One is in examinership, a court-led process where creditors agree to take writedowns on their loans so a business can keep trading. The rest fall into the controversial receivership category, where a bank slams down its trump card and seizes control of a hotel that is in breach of its loan agreements.
About 30 hotels are in receivership today, triggering outrage from the IHF, which says the seized hotels are distorting the market by offering rock-bottom prices effectively subsidised by the banks.
"You'd have to have no options left before you'd go for a receivership," says one experienced banker.
"If you have a very big hotel that's not operating for a particular location, a receivership is an easy thing to do. . . but what's going to happen then? There's a very significant cost factor and does it add any value?"
Concert promoter Denis Desmond is apparently interested in taking Citywest off BOSI's hands -- but so far none of the receivership hotels have been offloaded and the banks' exit strategies remain a great unknown.
"We're not seeing any requests to fund hotel purchases," says one banker. "Really there's no active market out there at this point."
The lack of an active market hasn't prevented interest from abroad, with banks reporting a "lot of inquiries" from international operators "interested in buying blue-chip hotels in cities".
"There are people out there who think the Irish market has hit the bottom," says one banker, referring to the would-be investors as "vulture funds".
The feeling that things have bottomed out is borne out by frontline experiences of the banks themselves. Having struggled through a horrendous 2008 and 2009, one bank says 30 to 40pc of its hotels are at "breakeven or better".
"Some traditional family-run hotels that stuck to a single property are surviving well now," says one banking source. "They've faced increased competition and their return per room went down, but they dealt with that by cutting costs."
The flip side is that those hotels that upped their game are raising the bar for the rest. One bank says that while it would certainly talk to BOSI's jilted hoteliers, the businesses will need a good trading story to tell if they were to get the nod for new accounts.
"They've had two appalling years, they should have reorganised themselves to come out of this year reasonably well," says one banker. "There's been a lot of positive factors in 2010 as well, more people are holidaying at home, more visitors from the North are coming down after the currencies turned.
"Hotels should be able to show they've taken advantage of all those positives."

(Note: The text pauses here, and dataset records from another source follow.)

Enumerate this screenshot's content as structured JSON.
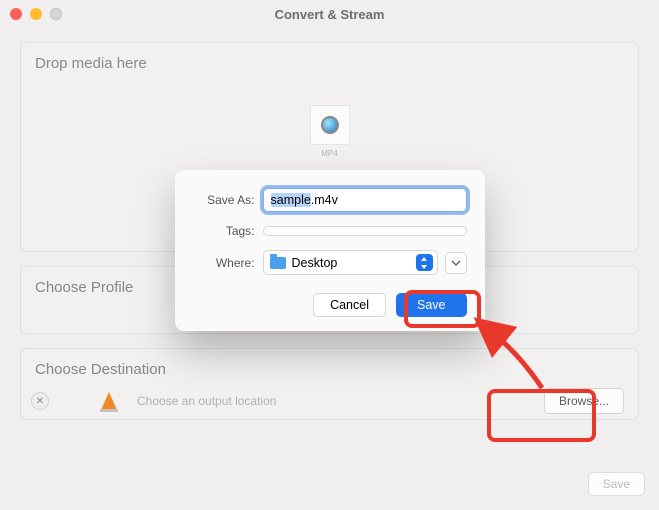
{
  "window": {
    "title": "Convert & Stream"
  },
  "drop": {
    "title": "Drop media here",
    "thumb_label": "MP4"
  },
  "profile": {
    "title": "Choose Profile"
  },
  "destination": {
    "title": "Choose Destination",
    "placeholder": "Choose an output location",
    "browse_label": "Browse..."
  },
  "bottom": {
    "save_label": "Save"
  },
  "sheet": {
    "save_as_label": "Save As:",
    "filename_selected": "sample",
    "filename_ext": ".m4v",
    "tags_label": "Tags:",
    "where_label": "Where:",
    "where_value": "Desktop",
    "cancel_label": "Cancel",
    "save_label": "Save"
  }
}
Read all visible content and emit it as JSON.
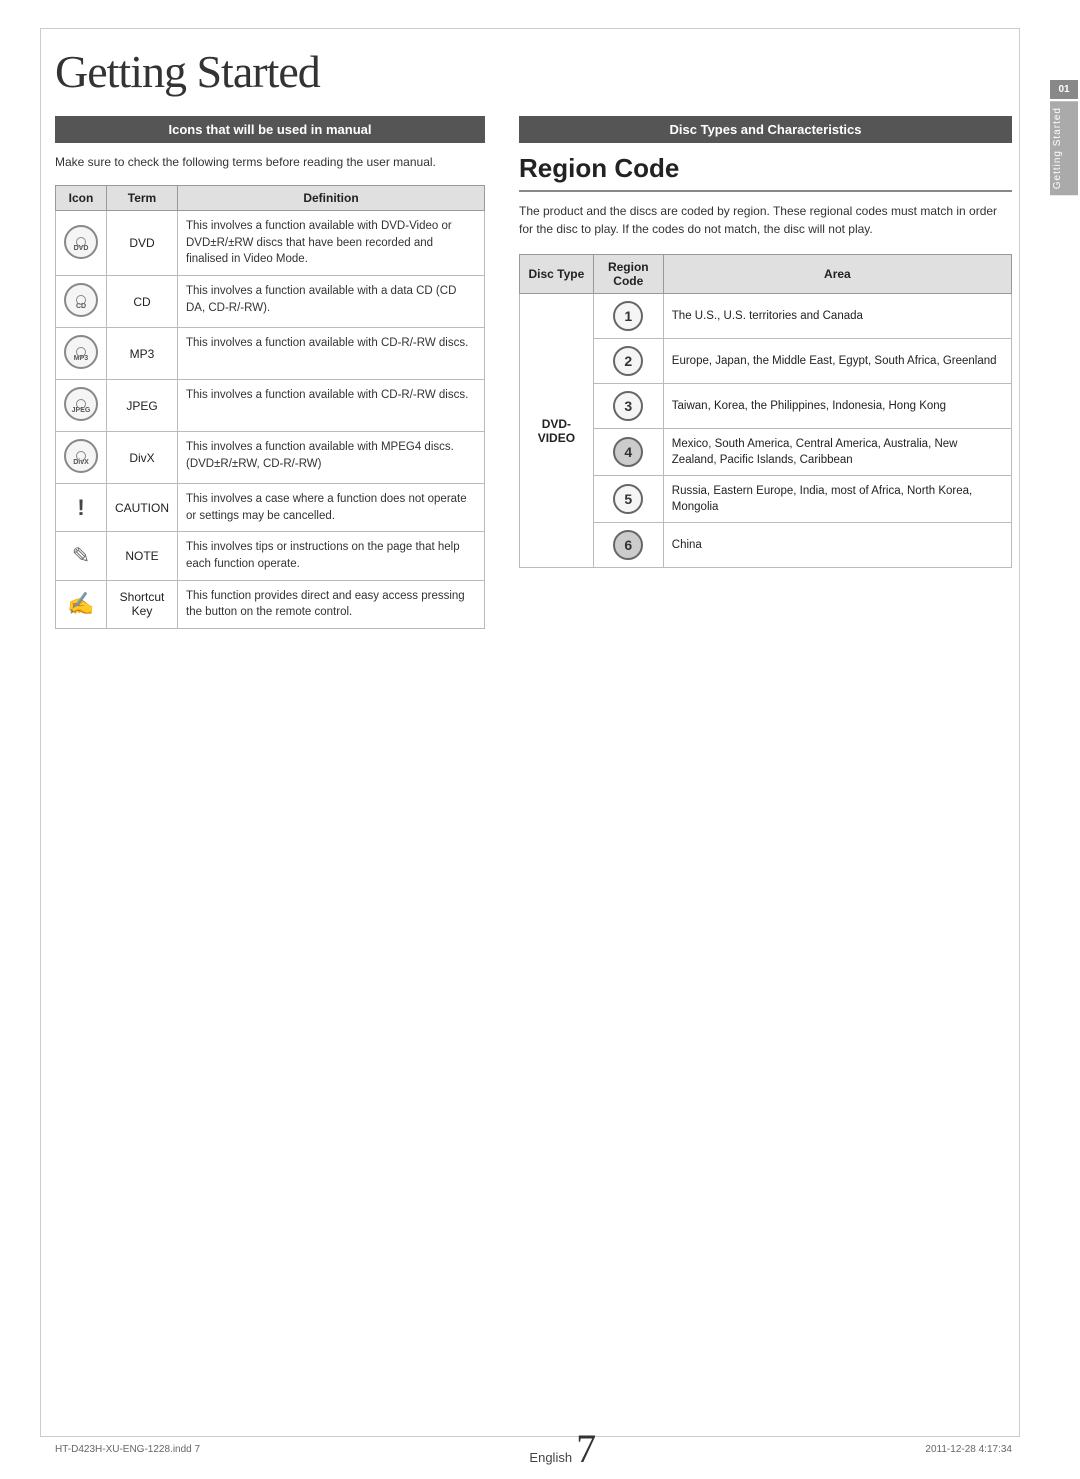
{
  "page": {
    "title": "Getting Started",
    "language": "English",
    "page_number": "7",
    "footer_left": "HT-D423H-XU-ENG-1228.indd  7",
    "footer_right": "2011-12-28   4:17:34"
  },
  "sidebar": {
    "number": "01",
    "label": "Getting Started"
  },
  "left_section": {
    "header": "Icons that will be used in manual",
    "intro": "Make sure to check the following terms before reading the user manual.",
    "table": {
      "headers": [
        "Icon",
        "Term",
        "Definition"
      ],
      "rows": [
        {
          "icon_label": "DVD",
          "term": "DVD",
          "definition": "This involves a function available with DVD-Video or DVD±R/±RW discs that have been recorded and finalised in Video Mode."
        },
        {
          "icon_label": "CD",
          "term": "CD",
          "definition": "This involves a function available with a data CD (CD DA, CD-R/-RW)."
        },
        {
          "icon_label": "MP3",
          "term": "MP3",
          "definition": "This involves a function available with CD-R/-RW discs."
        },
        {
          "icon_label": "JPEG",
          "term": "JPEG",
          "definition": "This involves a function available with CD-R/-RW discs."
        },
        {
          "icon_label": "DivX",
          "term": "DivX",
          "definition": "This involves a function available with MPEG4 discs. (DVD±R/±RW, CD-R/-RW)"
        },
        {
          "icon_label": "!",
          "term": "CAUTION",
          "definition": "This involves a case where a function does not operate or settings may be cancelled."
        },
        {
          "icon_label": "NOTE",
          "term": "NOTE",
          "definition": "This involves tips or instructions on the page that help each function operate."
        },
        {
          "icon_label": "SK",
          "term": "Shortcut Key",
          "definition": "This function provides direct and easy access pressing the button on the remote control."
        }
      ]
    }
  },
  "right_section": {
    "header": "Disc Types and Characteristics",
    "region_code": {
      "title": "Region Code",
      "description": "The product and the discs are coded by region. These regional codes must match in order for the disc to play. If the codes do not match, the disc will not play.",
      "table": {
        "headers": [
          "Disc Type",
          "Region Code",
          "Area"
        ],
        "rows": [
          {
            "disc_type": "DVD-VIDEO",
            "code": "1",
            "area": "The U.S., U.S. territories and Canada"
          },
          {
            "disc_type": "",
            "code": "2",
            "area": "Europe, Japan, the Middle East, Egypt, South Africa, Greenland"
          },
          {
            "disc_type": "",
            "code": "3",
            "area": "Taiwan, Korea, the Philippines, Indonesia, Hong Kong"
          },
          {
            "disc_type": "",
            "code": "4",
            "area": "Mexico, South America, Central America, Australia, New Zealand, Pacific Islands, Caribbean"
          },
          {
            "disc_type": "",
            "code": "5",
            "area": "Russia, Eastern Europe, India, most of Africa, North Korea, Mongolia"
          },
          {
            "disc_type": "",
            "code": "6",
            "area": "China"
          }
        ]
      }
    }
  }
}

While responsive hotels are apparently seeing better trading this year, the medium-term outlook for the sector looks grim.

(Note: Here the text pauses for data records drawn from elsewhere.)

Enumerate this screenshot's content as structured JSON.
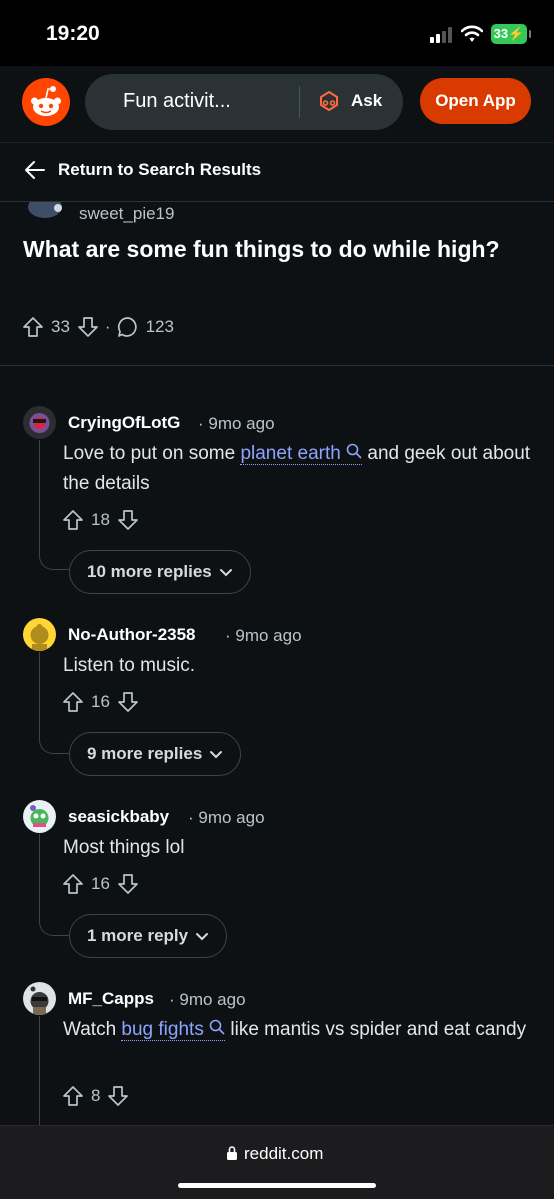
{
  "status_bar": {
    "time": "19:20",
    "battery": "33"
  },
  "header": {
    "search_text": "Fun activit...",
    "ask_label": "Ask",
    "open_app_label": "Open App"
  },
  "back": {
    "label": "Return to Search Results"
  },
  "post": {
    "author": "sweet_pie19",
    "title": "What are some fun things to do while high?",
    "votes": "33",
    "comments": "123"
  },
  "comments": [
    {
      "author": "CryingOfLotG",
      "time": "9mo ago",
      "body_pre": "Love to put on some ",
      "link": "planet earth",
      "body_post": " and geek out about the details",
      "votes": "18",
      "more": "10 more replies"
    },
    {
      "author": "No-Author-2358",
      "time": "9mo ago",
      "body": "Listen to music.",
      "votes": "16",
      "more": "9 more replies"
    },
    {
      "author": "seasickbaby",
      "time": "9mo ago",
      "body": "Most things lol",
      "votes": "16",
      "more": "1 more reply"
    },
    {
      "author": "MF_Capps",
      "time": "9mo ago",
      "body_pre": "Watch ",
      "link": "bug fights",
      "body_post": " like mantis vs spider and eat candy",
      "votes": "8"
    }
  ],
  "footer": {
    "domain": "reddit.com"
  },
  "colors": {
    "brand": "#ff4500",
    "open_app": "#d93a00",
    "link": "#8ba5ff",
    "background": "#0e1113"
  },
  "icons": [
    "reddit-logo-icon",
    "ask-icon",
    "back-arrow-icon",
    "upvote-icon",
    "downvote-icon",
    "comment-icon",
    "search-icon",
    "chevron-down-icon",
    "lock-icon"
  ]
}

Addressing analysts yesterday, insurance firm FBD holdings boss Andrew Langford revealed the reasons behind a 45pc cut in the carrying value of the group's four Irish hotels.
"Valuers are more pessimistic as to when the Irish hotel industry full stop is going to get back to a normal state," he said flatly.

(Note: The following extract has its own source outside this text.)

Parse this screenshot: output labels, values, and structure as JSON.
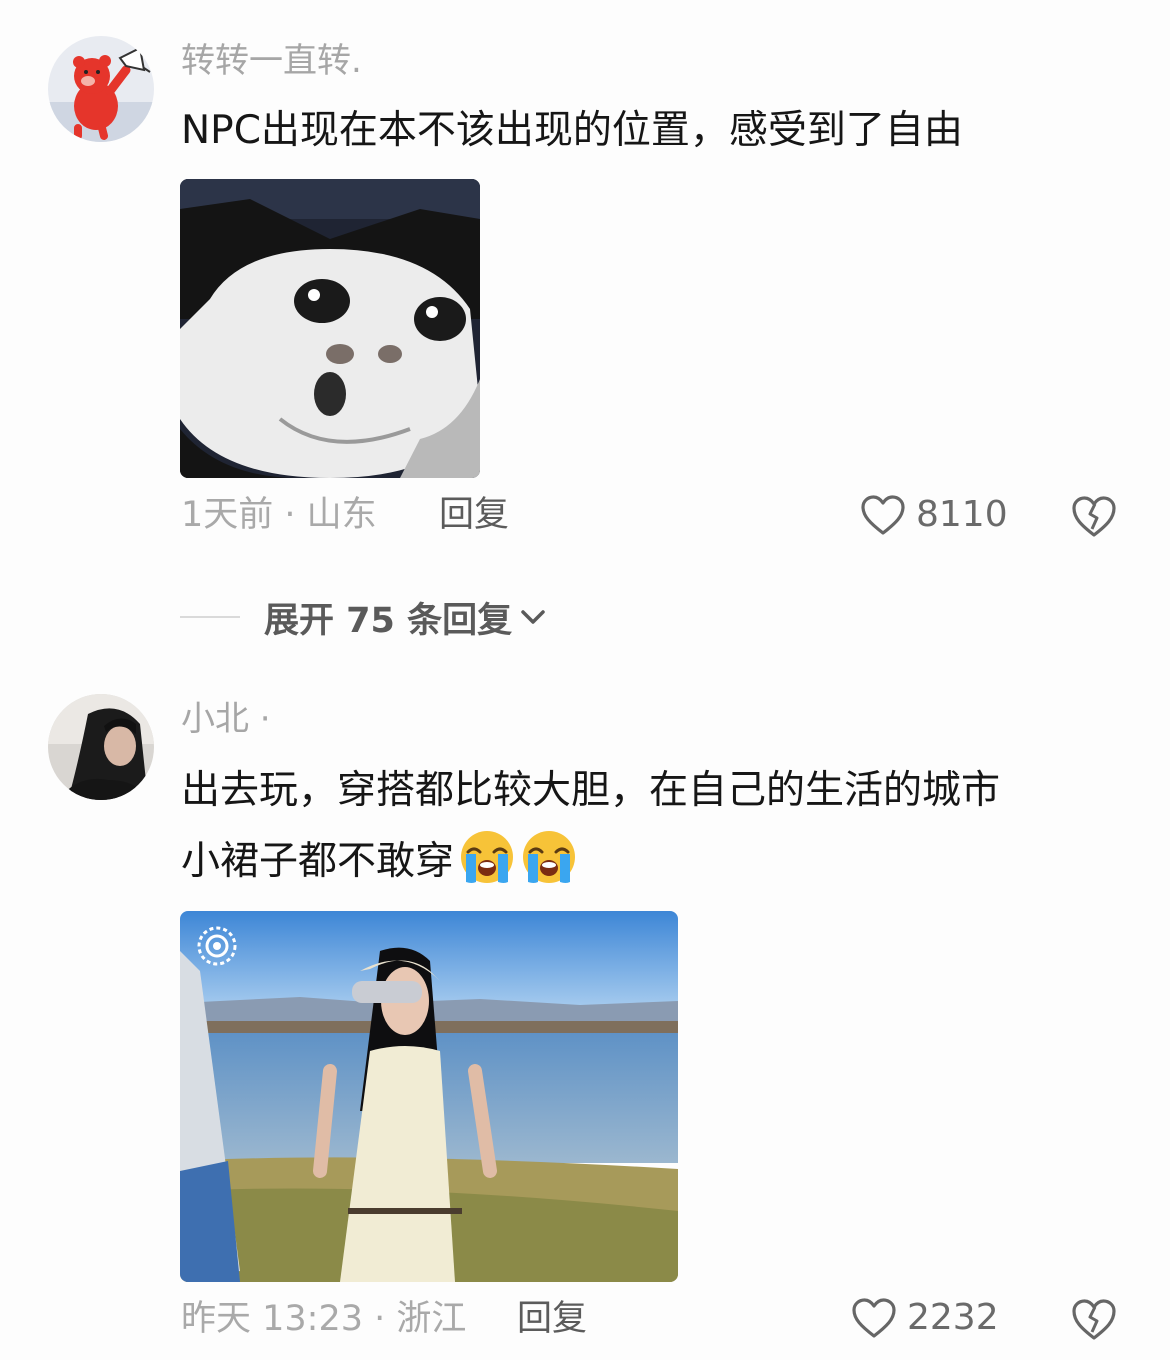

Bankers warn, too, that while day-to-day trading should be getting better, another major storm is brewing for Ireland's hotels.
"Interest rate risk is a big thing," says one banker. "We're near the bottom of the cycle now, they're going to go up at some point and hotels need to be conscious of covering that and maybe fixing debt."
While common perception puts debt as an issue for the tax-driven mega hotels thrown up in the boom, the reality is that many family-owned hotels also racked up significant debt by investing in extensions and leisure facilities.
The indebtedness of the sector is glaringly obvious from the recent HBC report, which showed average hotel debt stood at €6.4m at the end of last year.
With many of those loans taken out at bargain basement interest rates, and banks already indicating plans to extend their interest rate 'reviews' from mortgages into SME lending, repayment hikes could pack quite a punch.
And against that backdrop, even the finest of hotels may well have to brace themselves for dealing with escrow requests from punters other than pesky business journalists.